In Dellasega and Nolan’s (1997) study, almost half the carers in both the US and the UK wanted improved communication on the admission process. Pressure on hospital beds and emergency admissions into care homes often mean that limited information is given, which exacerbates feelings of loss, separation and guilt (Clarke and Bright, 2006; Sandberg et al, 2001; Lundh et al, 2000; Dellasega and Nolan, 1997). In one study, only two out of 10 carers received adequate information before admission and none indicated that their relative had any say in their own admission (Ryan and Scullion, 2000). The study’s small sample size means it is not possible to generalise this finding, but it does echo other literature findings, thus warranting further consideration.

Discussion and conclusion

There are limitations as most sample sizes were small, however, qualitative studies provide rich data. Transferability was questionable with a number of studies, due to variability in key characteristics, while some had predominantly female samples. This can introduce bias that should be borne in mind when interpreting findings. Female experiences may vary from males' within these studies and gender comparisons cannot be concluded, as the male sample sizes in two of the studies are so small.

The literature suggests that the placement process begins before the transition itself. As care placement is often linked to times of crisis (Clarke and Bright 2006; Dellasega and Nolan, 1997), it is not surprising to find the literature identifying more negative than positive experiences.

Many studies demonstrated how the process of transition is far from linear and static. For example, two built on each other as representing the second and third phase in a larger study (Sandberg et al, 2002; 2001), which demonstrated the various phases in the transition process. In combination, the studies explored the process of placement as a temporal experience prior to, entry into and ongoing adjustment, highlighting the differences in experiences according to the nature of the relationship to the cared-for person.

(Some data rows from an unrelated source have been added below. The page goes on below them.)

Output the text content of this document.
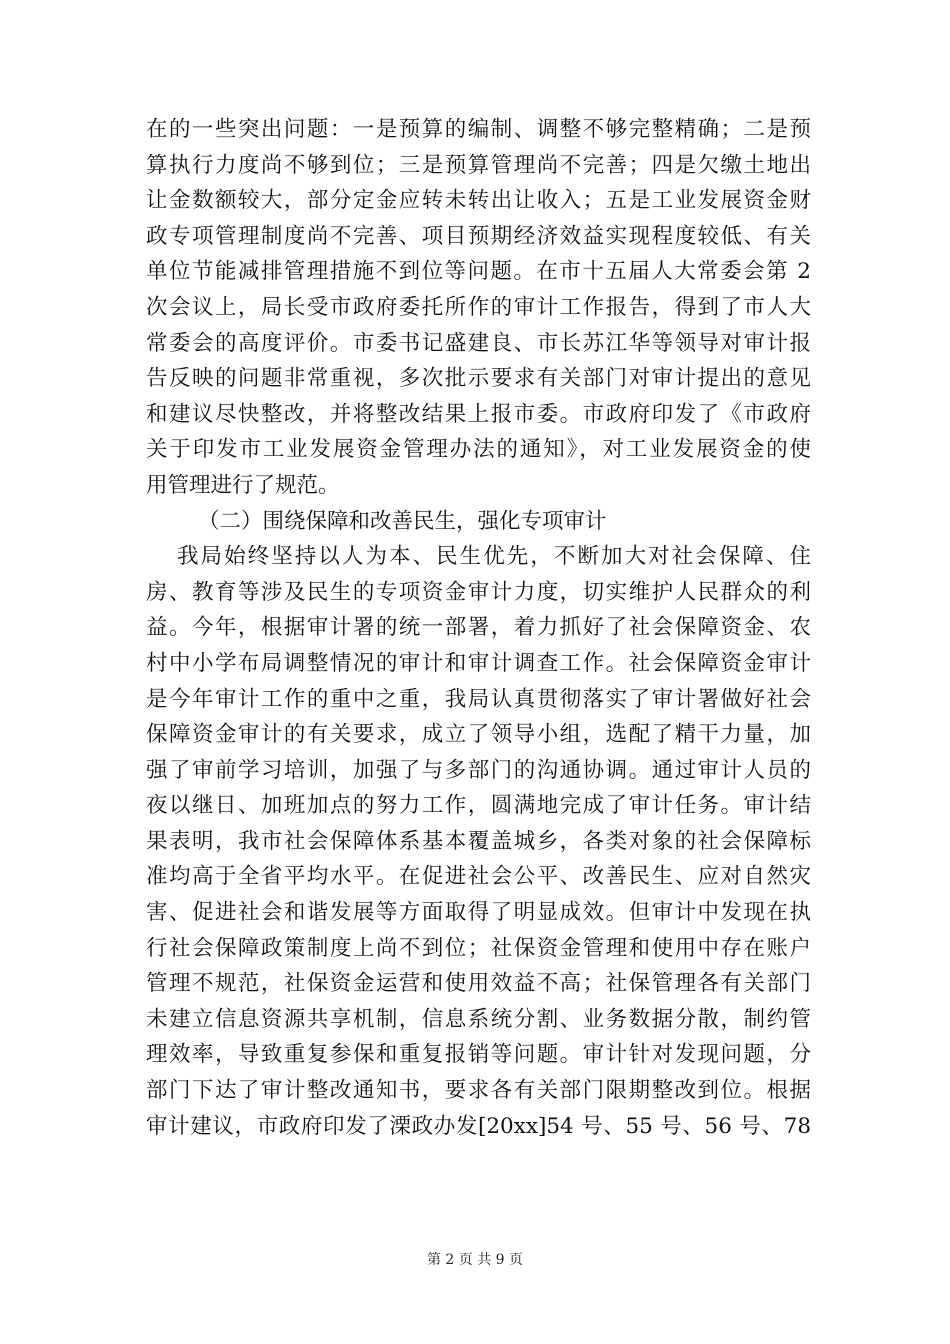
在的一些突出问题：一是预算的编制、调整不够完整精确；二是预
算执行力度尚不够到位；三是预算管理尚不完善；四是欠缴土地出
让金数额较大，部分定金应转未转出让收入；五是工业发展资金财
政专项管理制度尚不完善、项目预期经济效益实现程度较低、有关
单位节能减排管理措施不到位等问题。在市十五届人大常委会第 2
次会议上，局长受市政府委托所作的审计工作报告，得到了市人大
常委会的高度评价。市委书记盛建良、市长苏江华等领导对审计报
告反映的问题非常重视，多次批示要求有关部门对审计提出的意见
和建议尽快整改，并将整改结果上报市委。市政府印发了《市政府
关于印发市工业发展资金管理办法的通知》，对工业发展资金的使
用管理进行了规范。
（二）围绕保障和改善民生，强化专项审计
我局始终坚持以人为本、民生优先，不断加大对社会保障、住
房、教育等涉及民生的专项资金审计力度，切实维护人民群众的利
益。今年，根据审计署的统一部署，着力抓好了社会保障资金、农
村中小学布局调整情况的审计和审计调查工作。社会保障资金审计
是今年审计工作的重中之重，我局认真贯彻落实了审计署做好社会
保障资金审计的有关要求，成立了领导小组，选配了精干力量，加
强了审前学习培训，加强了与多部门的沟通协调。通过审计人员的
夜以继日、加班加点的努力工作，圆满地完成了审计任务。审计结
果表明，我市社会保障体系基本覆盖城乡，各类对象的社会保障标
准均高于全省平均水平。在促进社会公平、改善民生、应对自然灾
害、促进社会和谐发展等方面取得了明显成效。但审计中发现在执
行社会保障政策制度上尚不到位；社保资金管理和使用中存在账户
管理不规范，社保资金运营和使用效益不高；社保管理各有关部门
未建立信息资源共享机制，信息系统分割、业务数据分散，制约管
理效率，导致重复参保和重复报销等问题。审计针对发现问题，分
部门下达了审计整改通知书，要求各有关部门限期整改到位。根据
审计建议，市政府印发了溧政办发[20xx]54 号、55 号、56 号、78
第 2 页 共 9 页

This review challenges nurses caring for older people to reflect on the many diverse aspects that the placement process entails. Ford and McCormack (2000) highlighted the value of a biographical approach to assessment, whereby nurses take into account the lived experiences of the older person, valuing their unique experiences. The Burford Unit Development Model is an example of this (Johns, 1994). With integrated needs assessments, nurses working with carers are in a prime position to ensure a holistic assessment that includes the needs of the carer is undertaken. Nolan et al (1995) argue that this is one of the touchstones of good practice.

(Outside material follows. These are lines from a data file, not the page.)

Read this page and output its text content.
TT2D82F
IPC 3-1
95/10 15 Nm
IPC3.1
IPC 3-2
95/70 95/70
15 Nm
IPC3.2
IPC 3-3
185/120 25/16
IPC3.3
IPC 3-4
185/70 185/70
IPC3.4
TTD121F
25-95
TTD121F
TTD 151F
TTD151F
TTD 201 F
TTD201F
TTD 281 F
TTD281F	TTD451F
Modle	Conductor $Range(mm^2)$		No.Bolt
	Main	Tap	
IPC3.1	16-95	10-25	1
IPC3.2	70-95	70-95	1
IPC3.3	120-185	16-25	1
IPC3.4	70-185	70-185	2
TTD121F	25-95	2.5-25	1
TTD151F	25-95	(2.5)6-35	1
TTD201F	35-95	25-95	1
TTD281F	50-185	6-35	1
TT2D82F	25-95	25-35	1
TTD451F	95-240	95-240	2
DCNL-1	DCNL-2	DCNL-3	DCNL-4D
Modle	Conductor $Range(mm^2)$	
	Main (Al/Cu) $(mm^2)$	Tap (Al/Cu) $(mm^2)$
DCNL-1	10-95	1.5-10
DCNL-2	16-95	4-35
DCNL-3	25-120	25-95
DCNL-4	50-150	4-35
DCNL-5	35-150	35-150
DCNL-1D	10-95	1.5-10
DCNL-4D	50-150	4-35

By using a biographical approach to care planning, viewing the individual as a whole with the emphasis on their own perspective (Ford and McCormack, 2000), nurses can incorporate a humanistic way of working, having an existential awareness requiring an authenticity with oneself which is reflected in our relationships with others (McKee, 1991). This review provides a foundation for future empirical research. Davies (2005) argued that conceptual and theoretical frameworks are often not referred to within these studies as a means of improving care practice, with a need for more empirical testing on a range of theoretical ideas within a care home context. Those within gay and lesbian relationships as well as ethnic minorities could also be explored.

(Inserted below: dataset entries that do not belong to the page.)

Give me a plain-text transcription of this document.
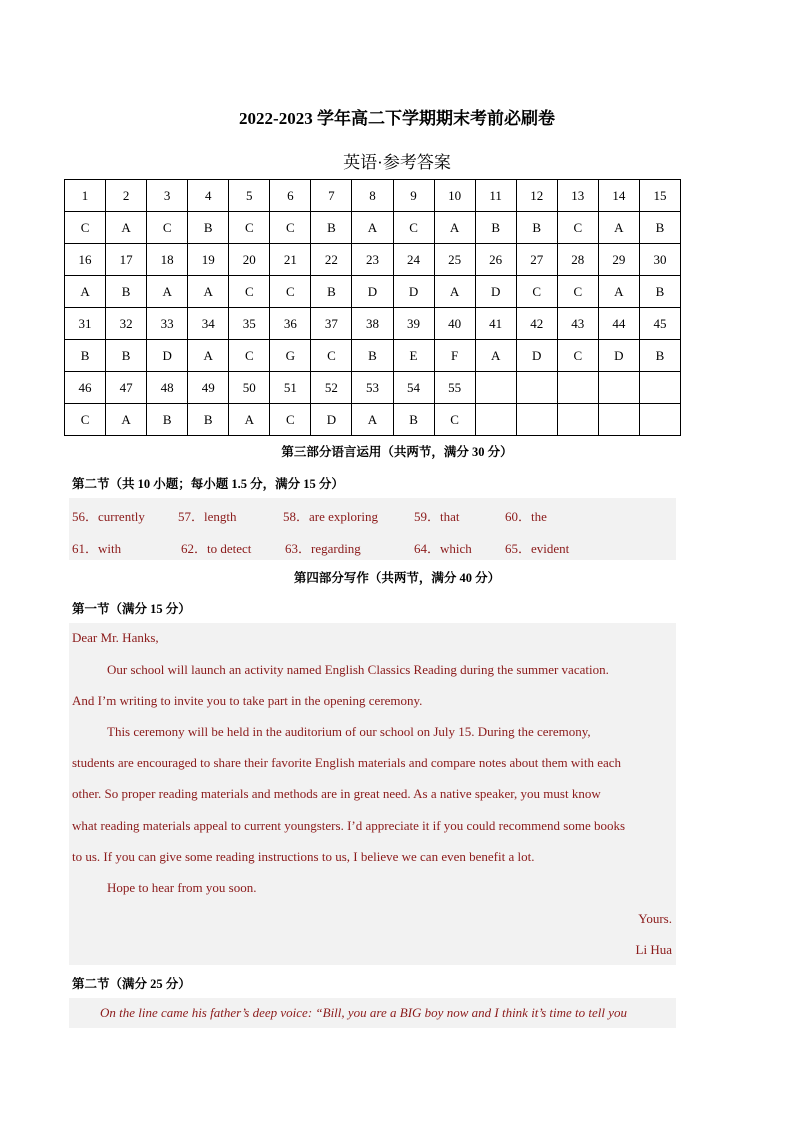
2022-2023 学年高二下学期期末考前必刷卷
英语·参考答案
1	2	3	4	5	6	7	8	9	10	11	12	13	14	15
C	A	C	B	C	C	B	A	C	A	B	B	C	A	B
16	17	18	19	20	21	22	23	24	25	26	27	28	29	30
A	B	A	A	C	C	B	D	D	A	D	C	C	A	B
31	32	33	34	35	36	37	38	39	40	41	42	43	44	45
B	B	D	A	C	G	C	B	E	F	A	D	C	D	B
46	47	48	49	50	51	52	53	54	55					
C	A	B	B	A	C	D	A	B	C					
第三部分语言运用（共两节，满分 30 分）
第二节（共 10 小题；每小题 1.5 分，满分 15 分）
56．currently	57．length	58．are exploring	59．that	60．the
61．with	62．to detect	63．regarding	64．which	65．evident
第四部分写作（共两节，满分 40 分）
第一节（满分 15 分）
Dear Mr. Hanks,
Our school will launch an activity named English Classics Reading during the summer vacation.
And I’m writing to invite you to take part in the opening ceremony.
This ceremony will be held in the auditorium of our school on July 15. During the ceremony,
students are encouraged to share their favorite English materials and compare notes about them with each
other. So proper reading materials and methods are in great need. As a native speaker, you must know
what reading materials appeal to current youngsters. I’d appreciate it if you could recommend some books
to us. If you can give some reading instructions to us, I believe we can even benefit a lot.
Hope to hear from you soon.
Yours.
Li Hua
第二节（满分 25 分）
On the line came his father’s deep voice: “Bill, you are a BIG boy now and I think it’s time to tell you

The review highlights the numerous issues surrounding placement, but generalisation of the findings is limited due to the complex nature of the processes involved. The literature failed to consider the impact of organisational culture on the experiences of older people and their families. The culture of a home is influenced by staff values and the models of care in operation (Davies, 2005). Furthermore, traditions, availability of resources and leadership styles will also play a part (Stanley and Reed, 1999).

In answering the review question, it is clear that nurses must acknowledge and support family relationships holistically, recognising and drawing on relatives’ knowledge of the older person. An understanding of the disciplines involved in the placement process and a clear knowledge when carrying out a biographical assessment are also needed.